Тень вернулась к ящику и откинула боковые фиксаторы. Четыре стенки тяжело упали на пол, далеко отбросив полимерные блоки. Но гомеостатическая коробка не сдвинулась ни на миллиметр, оставшись подвешенной в воздухе в тридцати сантиметрах над полом. Силуэт достал плоский металлический футляр, тоже хромированный, и направился к ящику. Тяжелый металлический блок пришел в движение, неукоснительно следуя за маленьким футляром. Затем тень вслед за парящим в метре перед ней странным параллелепипедом вышла из контейнера.

 

Оказавшись снаружи, силуэт, вместо того чтобы направиться к выходу из зоны разгрузки, остановился у боковой стены. Какое-то мгновение его рука шарила за вентиляционной шахтой. И прямо перед ним перегородка раздвинулась, открыв темный и узкий межэтажный коридор. По-прежнему следуя за хромированным блоком, силуэт скользнул туда, и стенка с сухим щелчком сомкнулась за ним.

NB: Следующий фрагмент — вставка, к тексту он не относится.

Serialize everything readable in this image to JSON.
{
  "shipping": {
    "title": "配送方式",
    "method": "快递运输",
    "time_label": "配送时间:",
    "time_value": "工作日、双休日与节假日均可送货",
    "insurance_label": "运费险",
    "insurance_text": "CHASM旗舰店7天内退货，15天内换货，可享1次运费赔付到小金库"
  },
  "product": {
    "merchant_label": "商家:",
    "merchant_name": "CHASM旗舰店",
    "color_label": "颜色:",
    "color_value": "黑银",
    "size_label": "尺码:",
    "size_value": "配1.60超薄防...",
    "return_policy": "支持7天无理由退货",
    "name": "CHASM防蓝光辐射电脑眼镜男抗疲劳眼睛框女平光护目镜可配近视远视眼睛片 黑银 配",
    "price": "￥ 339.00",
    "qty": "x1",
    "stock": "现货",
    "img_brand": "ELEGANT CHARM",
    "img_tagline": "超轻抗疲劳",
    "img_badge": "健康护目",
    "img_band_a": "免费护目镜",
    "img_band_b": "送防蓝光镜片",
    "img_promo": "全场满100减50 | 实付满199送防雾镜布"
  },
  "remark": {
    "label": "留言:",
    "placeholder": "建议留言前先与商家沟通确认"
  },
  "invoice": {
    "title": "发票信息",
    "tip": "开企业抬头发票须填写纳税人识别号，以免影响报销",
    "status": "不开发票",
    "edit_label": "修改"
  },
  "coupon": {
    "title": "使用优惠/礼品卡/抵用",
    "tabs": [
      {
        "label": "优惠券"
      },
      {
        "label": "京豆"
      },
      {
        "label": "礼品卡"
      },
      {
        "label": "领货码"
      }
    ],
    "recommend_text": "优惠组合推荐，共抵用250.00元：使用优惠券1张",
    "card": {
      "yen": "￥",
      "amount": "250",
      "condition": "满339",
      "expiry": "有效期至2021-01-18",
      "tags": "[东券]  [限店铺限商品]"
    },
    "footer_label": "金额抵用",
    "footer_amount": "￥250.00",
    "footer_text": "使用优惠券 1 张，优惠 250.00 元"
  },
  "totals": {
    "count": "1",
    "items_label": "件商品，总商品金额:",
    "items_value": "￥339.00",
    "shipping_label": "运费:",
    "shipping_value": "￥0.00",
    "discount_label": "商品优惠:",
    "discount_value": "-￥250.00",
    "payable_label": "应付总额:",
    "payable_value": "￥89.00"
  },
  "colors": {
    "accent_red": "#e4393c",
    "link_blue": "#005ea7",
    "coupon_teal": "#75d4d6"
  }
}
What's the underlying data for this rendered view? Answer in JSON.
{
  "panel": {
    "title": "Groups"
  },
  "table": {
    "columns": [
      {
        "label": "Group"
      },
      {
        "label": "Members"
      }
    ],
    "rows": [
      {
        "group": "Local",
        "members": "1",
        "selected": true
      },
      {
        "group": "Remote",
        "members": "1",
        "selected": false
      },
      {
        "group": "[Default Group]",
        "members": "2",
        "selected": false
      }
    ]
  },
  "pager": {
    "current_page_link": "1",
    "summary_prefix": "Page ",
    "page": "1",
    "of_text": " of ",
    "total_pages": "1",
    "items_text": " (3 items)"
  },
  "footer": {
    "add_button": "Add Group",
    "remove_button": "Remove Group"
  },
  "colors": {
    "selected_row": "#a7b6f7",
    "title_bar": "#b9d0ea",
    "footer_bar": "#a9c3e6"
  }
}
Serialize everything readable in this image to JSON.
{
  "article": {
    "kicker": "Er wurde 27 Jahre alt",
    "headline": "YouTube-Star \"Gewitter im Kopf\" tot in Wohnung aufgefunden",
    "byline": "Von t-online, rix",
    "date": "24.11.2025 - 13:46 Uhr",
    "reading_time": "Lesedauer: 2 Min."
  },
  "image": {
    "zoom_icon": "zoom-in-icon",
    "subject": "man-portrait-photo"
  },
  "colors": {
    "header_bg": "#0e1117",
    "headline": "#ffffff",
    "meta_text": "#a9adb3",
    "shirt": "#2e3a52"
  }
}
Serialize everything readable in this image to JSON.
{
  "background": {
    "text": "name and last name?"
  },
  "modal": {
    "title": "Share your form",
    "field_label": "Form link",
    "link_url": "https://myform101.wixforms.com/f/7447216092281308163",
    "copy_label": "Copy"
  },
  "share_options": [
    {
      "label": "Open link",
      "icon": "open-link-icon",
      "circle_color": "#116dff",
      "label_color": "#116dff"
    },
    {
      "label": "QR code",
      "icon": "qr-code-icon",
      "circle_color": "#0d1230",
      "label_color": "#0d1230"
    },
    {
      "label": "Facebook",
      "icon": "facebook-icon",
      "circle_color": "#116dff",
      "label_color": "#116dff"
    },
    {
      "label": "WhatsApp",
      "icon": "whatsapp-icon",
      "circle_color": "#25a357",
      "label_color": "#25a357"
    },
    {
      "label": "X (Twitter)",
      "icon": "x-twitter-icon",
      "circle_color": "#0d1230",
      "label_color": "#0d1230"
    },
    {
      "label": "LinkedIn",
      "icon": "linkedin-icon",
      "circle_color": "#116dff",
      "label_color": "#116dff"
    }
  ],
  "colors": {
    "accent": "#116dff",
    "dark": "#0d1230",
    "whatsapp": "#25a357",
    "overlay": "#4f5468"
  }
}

И тут в шипении и потрескивании кислоты вся задняя часть контейнера странным образом смялась, как будто состояла из дряблого студенистого теста, большие листы железа медленно отделились, удерживаемые только тянущимися расплавленными волокнами. Под контейнеровозом образовалась едкая лужа, а в помещении распространился белый дымок. Задняя часть контейнера уже представляла собой бесформенную спекшуюся кучу металла и пластика.

Все произошло за несколько минут, и ни один звук не встревожил людей, работавших в соседнем пакгаузе.

* * *

Ч – 24:05

Танкред устроился в пустом кресле и оглядел других членов собрания. Хотя никого из них он раньше лично не знал, минимум троих он уже видел.

Прежде всего – человека, сидящего напротив и встретившего его по прибытии. Ему не удавалось вспомнить имя, но ему было известно, что этот приземистый рыцарь с проницательным взглядом – влиятельный член ордена, представлявший его при всех европейских дворах. Сейчас он был облачен в бежевое одеяние главы Совета, и именно поэтому Танкред преклонил перед ним колени.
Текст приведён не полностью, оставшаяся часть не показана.